In response, the Minister revealed that Cabinet had complied with recommendations of Parliament not to renew UMEME’s concession and plans are underway to form one company to manage the electricity sector in Uganda.
“As a country, cabinet made a decision in line with what Parliamentarians have been talking about UMEME; that Umeme concession must come to an end and Cabinet has already approved termination of Umeme’s concession at the end of the concession period in 2025 and we have actually put in measures to cover the gap and the gap is going to be covered using our own company UEDCL after the creation of the Uganda National Electricity Company (UNEC) which we discussed in the Act,” said Minister Okaasai.
When reports of Government refusing the renew UMEME’s concession hit the public last week, the electricity company issued a statement informing its shareholders that Government hasn’t yet formally informed UMEME of its latest position on the concession talks writing.
“The company shall in accordance with the Listing Rules governing it, promptly issue a public notice once written communication is received from the Government on the future of UMEME concession.”
UMEME’s 20-year concession was first signed in 2005 when Uganda Electricity Distribution Company Limited leased out its assets to the private company.
But the company has had a frosty relation with Government with one moment in March 2018, President Museveni authoring a letter warning the Ministry of Energy against renewing UMEME’s concession arguing that the country should be looking for cheaper ways of modernising and expanding the distribution and distribution lines.
In his letter, the President tasked the Ministry of Energy and Ministry of Finance to furnish him with details regarding financial reports by UMEME’s losses the company was incurred and the investments the Company had undertaken in the country.
The President’s decision to cancel UMEME’S concession was informed by the 2017 audit report by the Auditor General, John Muwanga that indicated that Government lost approximately Shs129Bn to UMEME in depreciation and return on asset since Government entered into contract with the electricity company.
The report revealed that the depreciation cost and return on investment shot to Shs11.1Bn from 2004 to 2015, with the loss having increased to Shs13.6Billion after 2015, bringing the total loss to Shs129Billion.
Minister Okaasai also informed Parliament that as of December 2018, UMEME’s capital investments were to a tune of Shs700Bn against the projected to invest Shs1.5Trn the electricity company had promised to invest at the time.
The Minister also informed Parliament that recommendations had been made to UMEME to halt new investments by energy distributor, Umeme ahead of the expiry of its 25 year concession in 2025.
While interfacing with Parliament, Minister Okaasai revealed that it isn’t only UMEME’s concession that won’t be renewed but all the concessions under the electricity sector like Eskom whose concession is ending in 2023 won’t be renewed.
“The intention as a country is to use our own company to use the electricity systems.
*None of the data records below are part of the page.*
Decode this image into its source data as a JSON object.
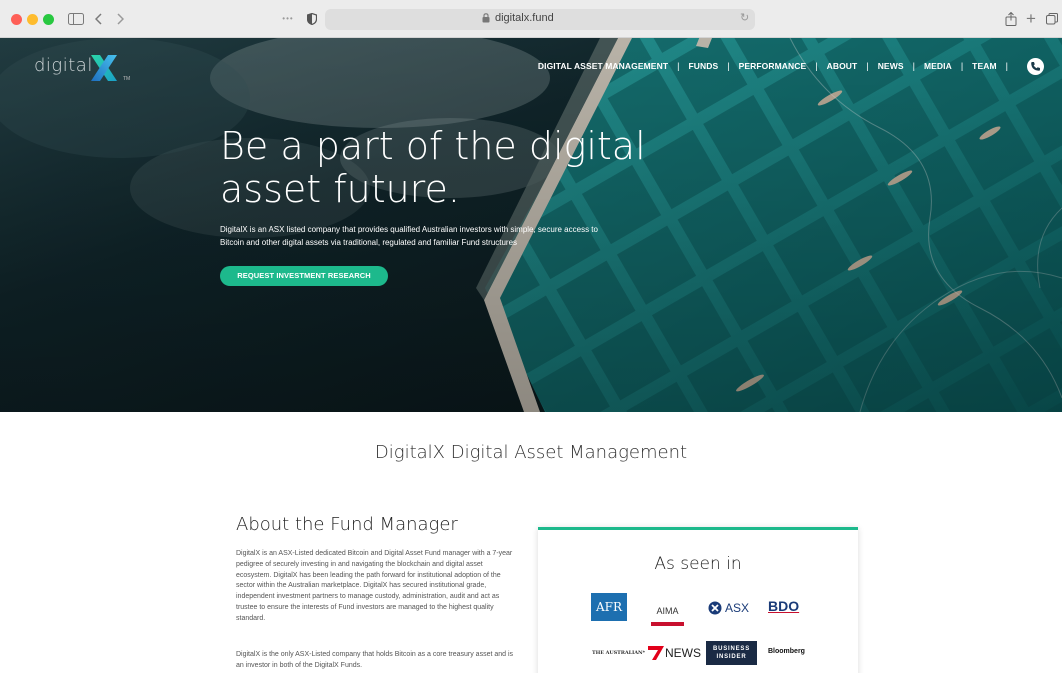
{
  "browser": {
    "url": "digitalx.fund"
  },
  "site": {
    "logo_text": "digital",
    "logo_tm": "TM"
  },
  "nav": {
    "items": [
      "DIGITAL ASSET MANAGEMENT",
      "FUNDS",
      "PERFORMANCE",
      "ABOUT",
      "NEWS",
      "MEDIA",
      "TEAM"
    ],
    "separator": "|"
  },
  "hero": {
    "title": "Be a part of the digital asset future.",
    "description": "DigitalX is an ASX listed company that provides qualified Australian investors with simple, secure access to Bitcoin and other digital assets via traditional, regulated and familiar Fund structures",
    "cta_label": "REQUEST INVESTMENT RESEARCH"
  },
  "section": {
    "title": "DigitalX Digital Asset Management"
  },
  "about": {
    "title": "About the Fund Manager",
    "paragraph1": "DigitalX is an ASX-Listed dedicated Bitcoin and Digital Asset Fund manager with a 7-year pedigree of securely investing in and navigating the blockchain and digital asset ecosystem. DigitalX has been leading the path forward for institutional adoption of the sector within the Australian marketplace. DigitalX has secured institutional grade, independent investment partners to manage custody, administration, audit and act as trustee to ensure the interests of Fund investors are managed to the highest quality standard.",
    "paragraph2": "DigitalX is the only ASX-Listed company that holds Bitcoin as a core treasury asset and is an investor in both of the DigitalX Funds."
  },
  "press": {
    "title": "As seen in",
    "logos": {
      "afr": "AFR",
      "aima": "AIMA",
      "asx": "ASX",
      "bdo": "BDO",
      "australian": "THE AUSTRALIAN*",
      "news": "NEWS",
      "bi_line1": "BUSINESS",
      "bi_line2": "INSIDER",
      "bloomberg": "Bloomberg"
    }
  },
  "colors": {
    "accent": "#1db98c",
    "afr_blue": "#1d6fb0",
    "navy": "#1a3b78"
  }
}
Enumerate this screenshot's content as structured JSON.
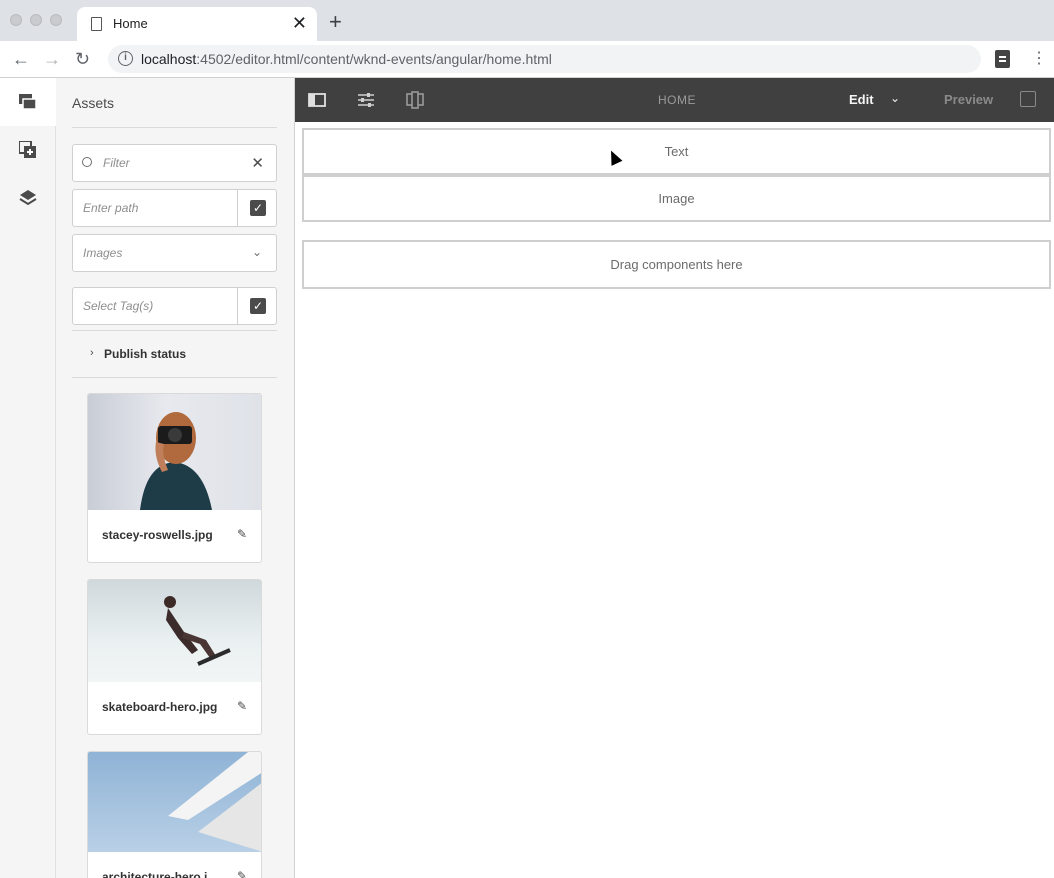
{
  "browser": {
    "tab_title": "Home",
    "tab_close": "✕",
    "new_tab": "+",
    "url_host": "localhost",
    "url_rest": ":4502/editor.html/content/wknd-events/angular/home.html"
  },
  "sidebar": {
    "title": "Assets",
    "filter_placeholder": "Filter",
    "path_placeholder": "Enter path",
    "type_select": "Images",
    "tags_placeholder": "Select Tag(s)",
    "publish_status": "Publish status"
  },
  "assets": [
    {
      "name": "stacey-roswells.jpg"
    },
    {
      "name": "skateboard-hero.jpg"
    },
    {
      "name": "architecture-hero.j"
    }
  ],
  "toolbar": {
    "page_name": "HOME",
    "mode": "Edit",
    "preview": "Preview"
  },
  "canvas": {
    "components": [
      "Text",
      "Image"
    ],
    "drop_zone": "Drag components here"
  }
}
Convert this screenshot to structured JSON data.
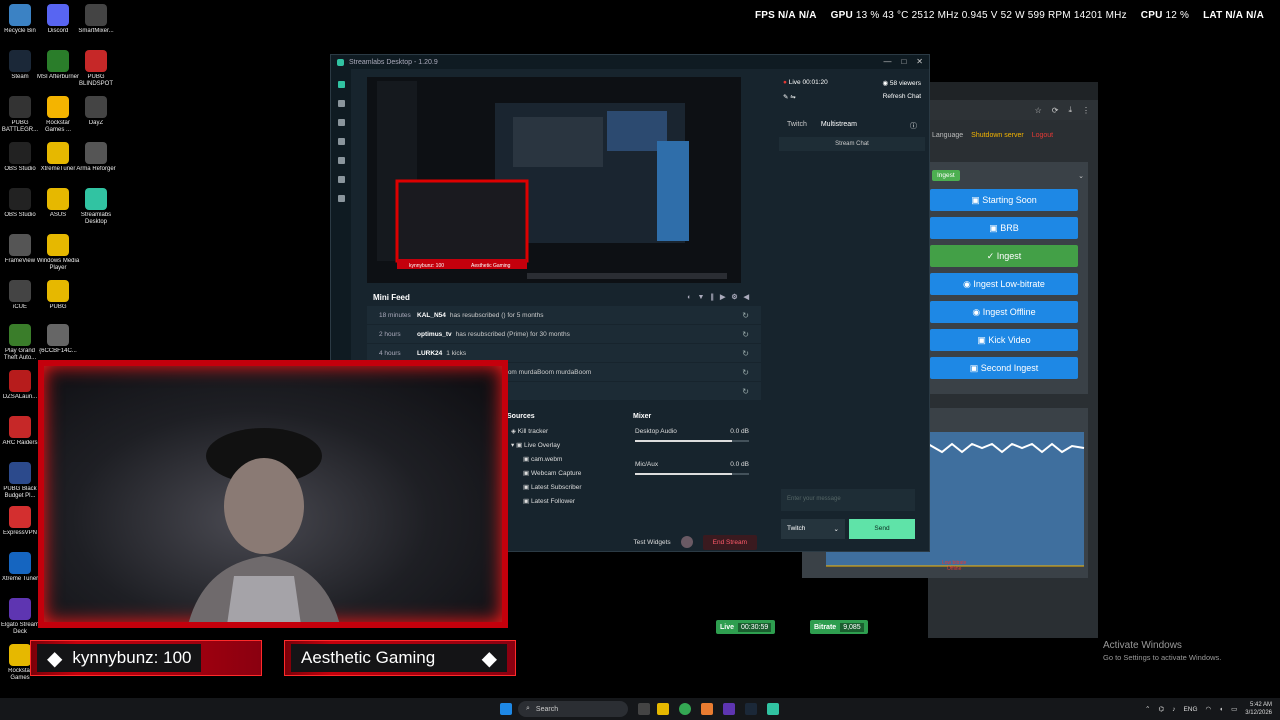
{
  "desktop_icons": [
    {
      "label": "Recycle Bin",
      "icon": "recycle-bin-icon",
      "color": "#3b82c4"
    },
    {
      "label": "Discord",
      "icon": "discord-icon",
      "color": "#5865f2"
    },
    {
      "label": "SmartMixer...",
      "icon": "smartmixer-icon",
      "color": "#444"
    },
    {
      "label": "Steam",
      "icon": "steam-icon",
      "color": "#1b2838"
    },
    {
      "label": "MSI Afterburner",
      "icon": "msi-afterburner-icon",
      "color": "#2a7d2a"
    },
    {
      "label": "PUBG BLINDSPOT",
      "icon": "pubg-blindspot-icon",
      "color": "#c62828"
    },
    {
      "label": "PUBG BATTLEGR...",
      "icon": "pubg-icon",
      "color": "#333"
    },
    {
      "label": "Rockstar Games ...",
      "icon": "rockstar-icon",
      "color": "#f4b400"
    },
    {
      "label": "DayZ",
      "icon": "dayz-icon",
      "color": "#444"
    },
    {
      "label": "OBS Studio",
      "icon": "obs-icon",
      "color": "#222"
    },
    {
      "label": "XtremeTuner",
      "icon": "folder-icon",
      "color": "#e6b800"
    },
    {
      "label": "Arma Reforger",
      "icon": "arma-icon",
      "color": "#555"
    },
    {
      "label": "OBS Studio",
      "icon": "obs-icon",
      "color": "#222"
    },
    {
      "label": "ASUS",
      "icon": "folder-icon",
      "color": "#e6b800"
    },
    {
      "label": "Streamlabs Desktop",
      "icon": "streamlabs-icon",
      "color": "#31c3a2"
    },
    {
      "label": "FrameView",
      "icon": "frameview-icon",
      "color": "#555"
    },
    {
      "label": "Windows Media Player",
      "icon": "folder-icon",
      "color": "#e6b800"
    },
    {
      "label": "iCUE",
      "icon": "icue-icon",
      "color": "#444"
    },
    {
      "label": "PUBG",
      "icon": "folder-icon",
      "color": "#e6b800"
    },
    {
      "label": "Play Grand Theft Auto...",
      "icon": "gta-icon",
      "color": "#3a7d2a"
    },
    {
      "label": "{6CCBF14C...",
      "icon": "file-icon",
      "color": "#666"
    },
    {
      "label": "DZSALaun...",
      "icon": "dzsa-icon",
      "color": "#b71c1c"
    },
    {
      "label": "ARC Raiders",
      "icon": "arc-raiders-icon",
      "color": "#c62828"
    },
    {
      "label": "PUBG Black Budget Pl...",
      "icon": "pubg-black-icon",
      "color": "#2c4a8c"
    },
    {
      "label": "ExpressVPN",
      "icon": "expressvpn-icon",
      "color": "#d32f2f"
    },
    {
      "label": "Xtreme Tuner",
      "icon": "xtreme-tuner-icon",
      "color": "#1565c0"
    },
    {
      "label": "Elgato Stream Deck",
      "icon": "stream-deck-icon",
      "color": "#5e35b1"
    },
    {
      "label": "Rockstar Games",
      "icon": "folder-icon",
      "color": "#e6b800"
    }
  ],
  "osd": {
    "fps_label": "FPS",
    "fps_value": "N/A",
    "fps_value2": "N/A",
    "gpu_label": "GPU",
    "gpu_util": "13 %",
    "gpu_temp": "43 °C",
    "gpu_clock": "2512 MHz",
    "gpu_volt": "0.945 V",
    "gpu_power": "52 W",
    "gpu_fan": "599 RPM",
    "gpu_mem": "14201 MHz",
    "cpu_label": "CPU",
    "cpu_util": "12 %",
    "lat_label": "LAT",
    "lat_value": "N/A",
    "lat_value2": "N/A"
  },
  "streamlabs": {
    "title": "Streamlabs Desktop - 1.20.9",
    "mini_feed": {
      "title": "Mini Feed",
      "rows": [
        {
          "time": "18 minutes",
          "user": "KAL_N54",
          "text": "has resubscribed () for 5 months"
        },
        {
          "time": "2 hours",
          "user": "optimus_tv",
          "text": "has resubscribed (Prime) for 30 months"
        },
        {
          "time": "4 hours",
          "user": "LURK24",
          "text": "1 kicks"
        },
        {
          "time": "",
          "user": "",
          "text": "(Tier 1) for 3 months  murdaBoom murdaBoom murdaBoom"
        },
        {
          "time": "",
          "user": "TeckyOne",
          "text": ""
        }
      ]
    },
    "sources": {
      "title": "Sources",
      "items": [
        "Kill tracker",
        "Live Overlay",
        "cam.webm",
        "Webcam Capture",
        "Latest Subscriber",
        "Latest Follower"
      ]
    },
    "mixer": {
      "title": "Mixer",
      "channels": [
        {
          "name": "Desktop Audio",
          "level": "0.0 dB",
          "fill": 0.85
        },
        {
          "name": "Mic/Aux",
          "level": "0.0 dB",
          "fill": 0.85
        }
      ]
    },
    "test_widgets": "Test Widgets",
    "end_stream": "End Stream",
    "chat": {
      "live": "Live 00:01:20",
      "viewers": "58 viewers",
      "refresh": "Refresh Chat",
      "tab1": "Twitch",
      "tab2": "Multistream",
      "sub_tab": "Stream Chat",
      "input_placeholder": "Enter your message",
      "platform": "Twitch",
      "send": "Send"
    }
  },
  "web": {
    "language": "Language",
    "shutdown": "Shutdown server",
    "logout": "Logout",
    "ingest_badge": "Ingest",
    "buttons": [
      {
        "label": "Starting Soon",
        "active": false
      },
      {
        "label": "BRB",
        "active": false
      },
      {
        "label": "Ingest",
        "active": true
      },
      {
        "label": "Ingest Low-bitrate",
        "active": false
      },
      {
        "label": "Ingest Offline",
        "active": false
      },
      {
        "label": "Kick Video",
        "active": false
      },
      {
        "label": "Second Ingest",
        "active": false
      }
    ],
    "graph_label": "Low bitrate\nOffline"
  },
  "status": {
    "live_label": "Live",
    "live_time": "00:30:59",
    "bitrate_label": "Bitrate",
    "bitrate_value": "9,085"
  },
  "overlay": {
    "name_left": "kynnybunz: 100",
    "name_right": "Aesthetic Gaming"
  },
  "preview_overlay": {
    "name_left": "kynnybunz: 100",
    "name_right": "Aesthetic Gaming"
  },
  "watermark": {
    "line1": "Activate Windows",
    "line2": "Go to Settings to activate Windows."
  },
  "taskbar": {
    "search_placeholder": "Search",
    "lang": "ENG",
    "time": "5:42 AM",
    "date": "3/12/2026"
  },
  "colors": {
    "accent_streamlabs": "#31c3a2",
    "live_red": "#c4000c",
    "button_blue": "#1e88e5",
    "button_green": "#43a047"
  }
}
We are actually implementing what is in the Electricity Act,” said Minister Okaasai.
The decision by Government to form one company appears to be a walk back on its position earlier taken to end the monopoly of Uganda Electricity Board in 1999 and splitting UEB to form; Electricity Regulatory Authority, Uganda Electricity Distribution Company, Uganda Electricity Transmission Company. If the new company will be formed, the three entities will be merged to form one company.